The implementation of the LVAD went well and Alexander made a quick recovery, staying in the hospital for a fraction of the average time patients with the same procedure do.
“I’m a former athlete and I played basketball competitively until I was 17, the only thing that stopped me was a blown ACL, but I think anyone in their twenties with an athletic background that is used to pushing their body to the limit would have the same response to the surgery. My mindset was, ‘OK, let’s get up out of bed, let’s get to walking.’ I didn’t want to lay down all day, that’s boring and it hurt. I wanted to get up and move because I knew getting up and moving around was the way I’d recover. To me, it was simple, like one plus two equals three.”

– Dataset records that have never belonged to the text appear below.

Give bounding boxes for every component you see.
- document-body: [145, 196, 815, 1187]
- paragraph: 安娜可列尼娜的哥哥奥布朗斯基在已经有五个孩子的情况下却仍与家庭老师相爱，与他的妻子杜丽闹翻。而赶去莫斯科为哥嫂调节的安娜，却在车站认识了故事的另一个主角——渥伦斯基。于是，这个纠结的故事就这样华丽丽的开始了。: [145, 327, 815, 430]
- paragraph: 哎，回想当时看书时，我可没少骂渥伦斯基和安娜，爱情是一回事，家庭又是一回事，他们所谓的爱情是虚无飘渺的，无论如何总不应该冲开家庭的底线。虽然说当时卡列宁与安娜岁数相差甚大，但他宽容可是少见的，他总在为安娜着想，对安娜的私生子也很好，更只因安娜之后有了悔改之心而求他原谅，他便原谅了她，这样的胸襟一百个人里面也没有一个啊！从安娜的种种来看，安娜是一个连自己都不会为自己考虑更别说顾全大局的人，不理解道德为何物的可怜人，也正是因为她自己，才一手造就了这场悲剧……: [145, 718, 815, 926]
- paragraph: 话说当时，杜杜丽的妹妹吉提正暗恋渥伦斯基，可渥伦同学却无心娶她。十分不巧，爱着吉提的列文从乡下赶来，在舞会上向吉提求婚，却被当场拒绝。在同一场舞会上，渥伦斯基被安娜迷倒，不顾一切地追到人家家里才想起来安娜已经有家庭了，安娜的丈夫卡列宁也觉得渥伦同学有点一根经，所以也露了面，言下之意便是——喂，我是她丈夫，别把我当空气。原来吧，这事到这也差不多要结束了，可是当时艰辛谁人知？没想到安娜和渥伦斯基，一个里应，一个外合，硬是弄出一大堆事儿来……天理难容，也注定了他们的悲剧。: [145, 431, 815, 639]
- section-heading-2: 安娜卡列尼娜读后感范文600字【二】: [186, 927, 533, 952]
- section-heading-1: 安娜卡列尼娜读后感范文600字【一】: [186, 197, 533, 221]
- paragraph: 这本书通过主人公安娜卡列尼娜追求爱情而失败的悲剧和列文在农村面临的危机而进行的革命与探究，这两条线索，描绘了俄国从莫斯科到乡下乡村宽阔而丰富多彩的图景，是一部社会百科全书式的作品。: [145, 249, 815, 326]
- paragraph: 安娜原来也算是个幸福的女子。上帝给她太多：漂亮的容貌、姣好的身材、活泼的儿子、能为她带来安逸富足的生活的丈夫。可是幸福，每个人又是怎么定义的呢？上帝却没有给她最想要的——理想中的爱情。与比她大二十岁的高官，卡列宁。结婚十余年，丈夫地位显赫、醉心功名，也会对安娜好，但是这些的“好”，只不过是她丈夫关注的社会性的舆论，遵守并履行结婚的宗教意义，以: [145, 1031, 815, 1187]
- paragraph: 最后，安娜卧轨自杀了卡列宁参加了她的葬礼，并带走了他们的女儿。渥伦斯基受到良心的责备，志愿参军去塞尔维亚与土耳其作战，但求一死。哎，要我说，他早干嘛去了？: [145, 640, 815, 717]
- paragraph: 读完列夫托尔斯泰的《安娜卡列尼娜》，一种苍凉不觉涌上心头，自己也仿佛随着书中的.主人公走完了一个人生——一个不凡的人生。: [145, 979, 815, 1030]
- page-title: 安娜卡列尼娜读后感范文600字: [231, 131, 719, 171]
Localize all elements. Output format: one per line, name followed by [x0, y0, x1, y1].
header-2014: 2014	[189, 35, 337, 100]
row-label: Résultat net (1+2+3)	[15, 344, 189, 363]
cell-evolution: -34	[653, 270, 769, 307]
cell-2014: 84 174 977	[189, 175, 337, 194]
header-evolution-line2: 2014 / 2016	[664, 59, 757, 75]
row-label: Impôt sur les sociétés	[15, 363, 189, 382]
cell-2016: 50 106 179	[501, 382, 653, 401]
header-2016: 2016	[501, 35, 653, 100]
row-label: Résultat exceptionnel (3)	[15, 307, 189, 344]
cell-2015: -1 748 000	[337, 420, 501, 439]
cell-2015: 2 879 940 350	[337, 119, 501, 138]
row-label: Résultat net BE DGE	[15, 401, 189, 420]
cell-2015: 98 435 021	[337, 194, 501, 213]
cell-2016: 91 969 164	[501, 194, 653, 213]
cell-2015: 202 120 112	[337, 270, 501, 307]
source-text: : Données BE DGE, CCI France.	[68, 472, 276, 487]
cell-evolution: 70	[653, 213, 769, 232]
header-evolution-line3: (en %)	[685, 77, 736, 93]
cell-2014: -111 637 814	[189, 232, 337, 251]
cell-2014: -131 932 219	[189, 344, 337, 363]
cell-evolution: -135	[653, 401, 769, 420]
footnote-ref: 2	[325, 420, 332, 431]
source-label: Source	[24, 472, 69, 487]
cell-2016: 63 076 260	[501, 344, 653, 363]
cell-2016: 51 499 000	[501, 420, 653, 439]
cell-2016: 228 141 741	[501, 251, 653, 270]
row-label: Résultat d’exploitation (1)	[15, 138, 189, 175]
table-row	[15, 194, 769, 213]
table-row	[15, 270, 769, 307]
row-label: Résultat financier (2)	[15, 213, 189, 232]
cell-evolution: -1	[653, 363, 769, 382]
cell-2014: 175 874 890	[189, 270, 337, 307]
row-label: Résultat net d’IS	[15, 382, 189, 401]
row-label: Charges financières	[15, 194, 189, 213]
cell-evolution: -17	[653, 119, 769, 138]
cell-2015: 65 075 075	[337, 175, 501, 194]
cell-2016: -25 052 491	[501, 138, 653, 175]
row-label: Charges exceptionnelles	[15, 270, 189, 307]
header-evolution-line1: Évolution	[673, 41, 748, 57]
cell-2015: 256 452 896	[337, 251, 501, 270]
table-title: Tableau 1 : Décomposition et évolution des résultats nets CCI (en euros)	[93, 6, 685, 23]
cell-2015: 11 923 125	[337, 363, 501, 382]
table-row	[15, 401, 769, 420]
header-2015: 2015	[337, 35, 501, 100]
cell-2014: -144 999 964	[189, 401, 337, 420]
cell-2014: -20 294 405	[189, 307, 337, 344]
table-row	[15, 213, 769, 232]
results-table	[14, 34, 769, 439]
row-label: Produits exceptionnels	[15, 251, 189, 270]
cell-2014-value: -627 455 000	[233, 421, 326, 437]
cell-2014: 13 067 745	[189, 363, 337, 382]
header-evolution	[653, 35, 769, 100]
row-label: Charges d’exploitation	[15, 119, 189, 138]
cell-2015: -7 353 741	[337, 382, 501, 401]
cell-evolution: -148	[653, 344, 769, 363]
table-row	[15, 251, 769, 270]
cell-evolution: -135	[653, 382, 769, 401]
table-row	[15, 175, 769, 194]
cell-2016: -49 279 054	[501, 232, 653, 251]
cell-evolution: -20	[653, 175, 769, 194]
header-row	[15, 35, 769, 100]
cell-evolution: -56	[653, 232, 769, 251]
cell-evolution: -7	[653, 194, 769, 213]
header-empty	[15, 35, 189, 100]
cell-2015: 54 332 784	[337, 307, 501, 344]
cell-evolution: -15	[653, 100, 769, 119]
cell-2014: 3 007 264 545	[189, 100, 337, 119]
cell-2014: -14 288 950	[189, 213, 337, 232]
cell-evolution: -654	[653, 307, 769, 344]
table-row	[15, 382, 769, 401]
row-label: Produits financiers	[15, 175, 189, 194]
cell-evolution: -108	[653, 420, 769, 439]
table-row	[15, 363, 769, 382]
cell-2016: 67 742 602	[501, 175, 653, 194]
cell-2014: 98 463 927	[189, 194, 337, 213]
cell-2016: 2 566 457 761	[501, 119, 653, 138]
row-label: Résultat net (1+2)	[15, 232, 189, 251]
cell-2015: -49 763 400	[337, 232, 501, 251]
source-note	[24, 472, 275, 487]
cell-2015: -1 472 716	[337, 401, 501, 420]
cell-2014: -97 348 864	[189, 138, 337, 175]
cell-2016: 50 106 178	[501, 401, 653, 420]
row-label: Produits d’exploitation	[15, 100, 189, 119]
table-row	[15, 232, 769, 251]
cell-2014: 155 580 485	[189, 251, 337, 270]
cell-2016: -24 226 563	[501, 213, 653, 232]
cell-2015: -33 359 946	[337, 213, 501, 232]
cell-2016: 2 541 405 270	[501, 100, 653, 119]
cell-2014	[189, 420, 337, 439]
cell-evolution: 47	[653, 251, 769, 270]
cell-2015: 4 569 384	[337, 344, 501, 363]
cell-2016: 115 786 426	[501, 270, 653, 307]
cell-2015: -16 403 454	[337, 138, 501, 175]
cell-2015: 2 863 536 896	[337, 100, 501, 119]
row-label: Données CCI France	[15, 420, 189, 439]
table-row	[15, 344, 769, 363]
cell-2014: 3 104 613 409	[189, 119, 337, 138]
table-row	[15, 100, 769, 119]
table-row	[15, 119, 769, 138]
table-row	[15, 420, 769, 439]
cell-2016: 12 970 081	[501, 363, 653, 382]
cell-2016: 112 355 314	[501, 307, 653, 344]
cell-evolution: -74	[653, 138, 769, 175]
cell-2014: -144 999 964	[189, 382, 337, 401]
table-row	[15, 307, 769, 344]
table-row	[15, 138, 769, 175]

His positive mindset of dealing with the rehabilitation and putting in the work to recover as quickly as possible certainly paid off.
“It all happened so quickly, but somehow we were able to pull it off,” Alexander said. “Since the surgery, I can’t say I feel that I’m at my physical peak because that’s unfair, but I definitely feel better than I did a year ago. Last summer I was just a shell of myself. I feel better in that aspect, I can do more without being so exhausted.”
When asked his advice to others in the same situation, Alexander was very adamant:
“I want people to not believe in the doom and gloom,” Alexander said. “I don’t want people to be scared of the procedure, because I know I was at first. That fear almost made me say no, but this surgery has truly changed my life. Most importantly, I’d say to really get to know your caseworker and your advocate. My advocate, Lily Jackman, is just the best. She’s helped me through every stage of this process. Share everything with them including your fears and your excitements, because they’re going to be the ones that can smooth out the experience the most. The surgeons have their job to do, and that’s to perform the surgery. Your doctors have their job, and that’s to make sure everything went right, but your advocate is the one that’s there solely for you and that’s the most important piece of the puzzle. Get to know your advocate in and out and let them get to know you. Do your due diligence and don’t let the feeling of ‘impending doom’ creep in on you.”